One of my favorite bible verses is in the letter to the Hebrews: “every day, as long as this today lasts, keep encouraging one another”. Encouragement literally means to “put fresh heart” into someone. It acknowledges that in our chosen vocations we make mistakes, but it tries not to dwell on these – it searches for the good in others, rather than concentrating on their weaknesses. Encouragement is built on the premise that we can all change, we can all do better – despite our sinfulness and unworthiness.
Unworthiness- that’s my third word. And it’s especially important for us priests, never to think that we are better than others, more especially chosen or comfortable on a pedestal- even when some good people want to put us up there. I am a sinner, and so are all priests. Sometimes young men say to me “I couldn’t be a priest, I’m too unworthy of it”. I say to them – “precisely the opposite – it is God who calls us, knowing that we are sinners”. God’s grace helps us through and no matter what our vocation, we must trust that God is always with us, despite our failings.
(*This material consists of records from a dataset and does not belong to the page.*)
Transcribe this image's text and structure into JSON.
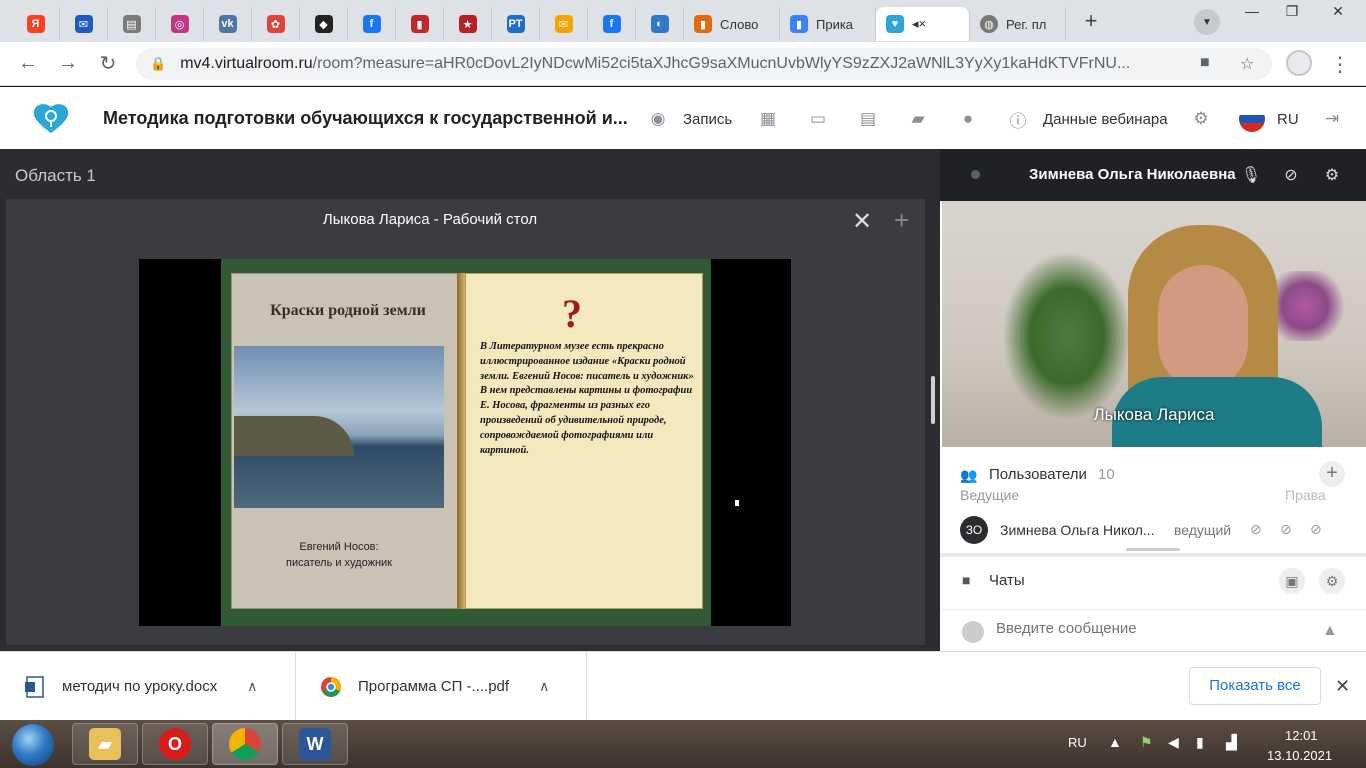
{
  "browser": {
    "tabs": [
      {
        "icon": "yandex-icon",
        "glyph": "Я",
        "color": "#fc3f1d"
      },
      {
        "icon": "mail-icon",
        "glyph": "✉",
        "color": "#1e5bbf"
      },
      {
        "icon": "document-icon",
        "glyph": "▤",
        "color": "#7a7a7a"
      },
      {
        "icon": "instagram-icon",
        "glyph": "◎",
        "color": "#c13584"
      },
      {
        "icon": "vk-icon",
        "glyph": "vk",
        "color": "#4a76a8"
      },
      {
        "icon": "flower-icon",
        "glyph": "✿",
        "color": "#e0433a"
      },
      {
        "icon": "app-icon",
        "glyph": "◆",
        "color": "#222222"
      },
      {
        "icon": "facebook-icon",
        "glyph": "f",
        "color": "#1877f2"
      },
      {
        "icon": "bookmark-icon",
        "glyph": "▮",
        "color": "#c4262e"
      },
      {
        "icon": "star-icon",
        "glyph": "★",
        "color": "#b5202b"
      },
      {
        "icon": "rt-icon",
        "glyph": "РТ",
        "color": "#1e6ec8"
      },
      {
        "icon": "mail-icon",
        "glyph": "✉",
        "color": "#f4a300"
      },
      {
        "icon": "facebook-icon",
        "glyph": "f",
        "color": "#1877f2"
      },
      {
        "icon": "chart-icon",
        "glyph": "◐",
        "color": "#3079c8"
      }
    ],
    "wide_tabs": [
      {
        "icon": "dictionary-icon",
        "label": "Слово",
        "color": "#e06a12"
      },
      {
        "icon": "order-icon",
        "label": "Прика",
        "color": "#3b82f6"
      }
    ],
    "active_tab": {
      "icon": "virtualroom-icon",
      "label": "◂×"
    },
    "last_tab": {
      "icon": "globe-icon",
      "label": "Рег. пл"
    },
    "url_host": "mv4.virtualroom.ru",
    "url_rest": "/room?measure=aHR0cDovL2IyNDcwMi52ci5taXJhcG9saXMucnUvbWlyYS9zZXJ2aWNlL3YyXy1kaHdKTVFrNU..."
  },
  "app": {
    "title": "Методика подготовки обучающихся к государственной и...",
    "record_label": "Запись",
    "webinar_data_label": "Данные вебинара",
    "lang": "RU"
  },
  "main": {
    "area_title": "Область 1",
    "screen_title": "Лыкова Лариса - Рабочий стол",
    "slide": {
      "book_title": "Краски родной земли",
      "author_line1": "Евгений Носов:",
      "author_line2": "писатель и художник",
      "question": "?",
      "text": "В Литературном музее есть прекрасно иллюстрированное издание «Краски родной земли. Евгений Носов: писатель и художник» В нем представлены картины и фотографии    Е. Носова, фрагменты из разных его произведений об удивительной природе, сопровождаемой  фотографиями или картиной."
    }
  },
  "right": {
    "presenter_name": "Зимнева Ольга Николаевна",
    "camera_name": "Лыкова Лариса",
    "users_label": "Пользователи",
    "users_count": "10",
    "col_host": "Ведущие",
    "col_rights": "Права",
    "user": {
      "initials": "ЗО",
      "name": "Зимнева Ольга Никол...",
      "role": "ведущий"
    },
    "chats_label": "Чаты",
    "message_placeholder": "Введите сообщение"
  },
  "downloads": {
    "items": [
      {
        "icon": "word-doc-icon",
        "name": "методич по уроку.docx"
      },
      {
        "icon": "chrome-pdf-icon",
        "name": "Программа СП -....pdf"
      }
    ],
    "show_all": "Показать все"
  },
  "taskbar": {
    "lang": "RU",
    "time": "12:01",
    "date": "13.10.2021"
  }
}
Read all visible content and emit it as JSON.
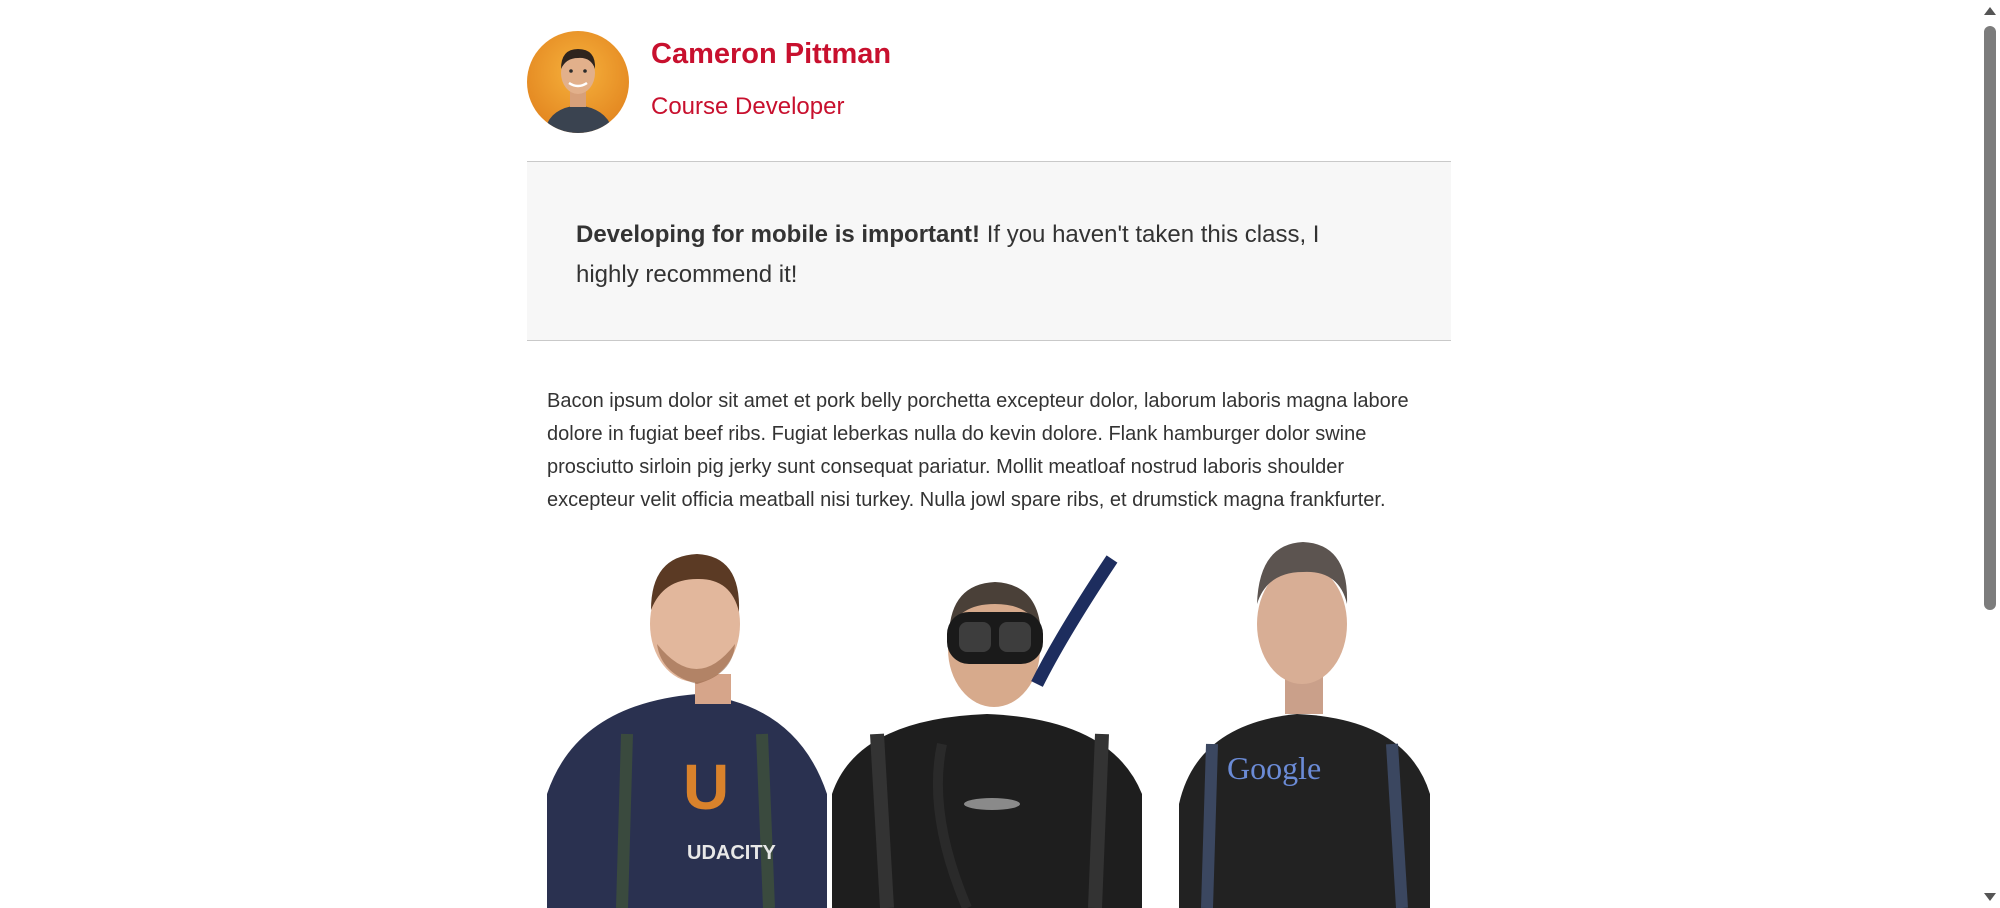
{
  "author": {
    "name": "Cameron Pittman",
    "role": "Course Developer"
  },
  "callout": {
    "bold": "Developing for mobile is important!",
    "rest": " If you haven't taken this class, I highly recommend it!"
  },
  "article": {
    "paragraph": "Bacon ipsum dolor sit amet et pork belly porchetta excepteur dolor, laborum laboris magna labore dolore in fugiat beef ribs. Fugiat leberkas nulla do kevin dolore. Flank hamburger dolor swine prosciutto sirloin pig jerky sunt consequat pariatur. Mollit meatloaf nostrud laboris shoulder excepteur velit officia meatball nisi turkey. Nulla jowl spare ribs, et drumstick magna frankfurter."
  },
  "photo": {
    "shirt_left": "UDACITY",
    "shirt_right": "Google"
  },
  "colors": {
    "accent": "#c8102e",
    "text": "#333333",
    "callout_bg": "#f7f7f7",
    "divider": "#c9c9c9"
  }
}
Trust. I choose that word because I have found that without trust in God, I am nothing at all. I love the way that Good Shepherd Sunday is chosen for vocations Sunday. The sheep know the shepherd. They hear and recognize his voice. They trust the shepherd to care for them, to pick them up when they get stuck, to search them out when they are lost, and to carry them home. They rest gently to know that the shepherd sleeps across the gate of their sheepfold to protect to them from the danger of wolves and brigands. And it’s the same with us and Christ – our Good Shepherd. No matter what our chosen vocation – to marriage, to the single life, to parenting, to teaching, caring, to being a priest or religious sister or brother – trust in God is essential. It is trust that fuels my final word for today – openness.
Vocation is always open to new challenges, to new aspects of the call. It does not end with the day of ordination or the first “I do” on the wedding day. In fact the opposite. I have found that vocation unfolds gradually; all it needs is our openness and generosity to respond to what God’s will is for us. There’s an old medieval saying – “to those who do what is in them to do, God does not deny his grace”. Those words came to me last week when I spoke to a young nurse who qualified five years ago and who is working with Covid-19 patients in one of our hospitals. “I’m only realizing now, she said, that nursing is my vocation from God, and although it’s really difficult and I’m afraid, I thank God for choosing it for me, and me for it”.
Without mentioning it I heard in her testimony all five of my words about vocation:
Gratitude, encouragement, unworthiness, trust, and openness. May the Good Shepherd bless her and all those who are searching to find their vocation in life today. Amen.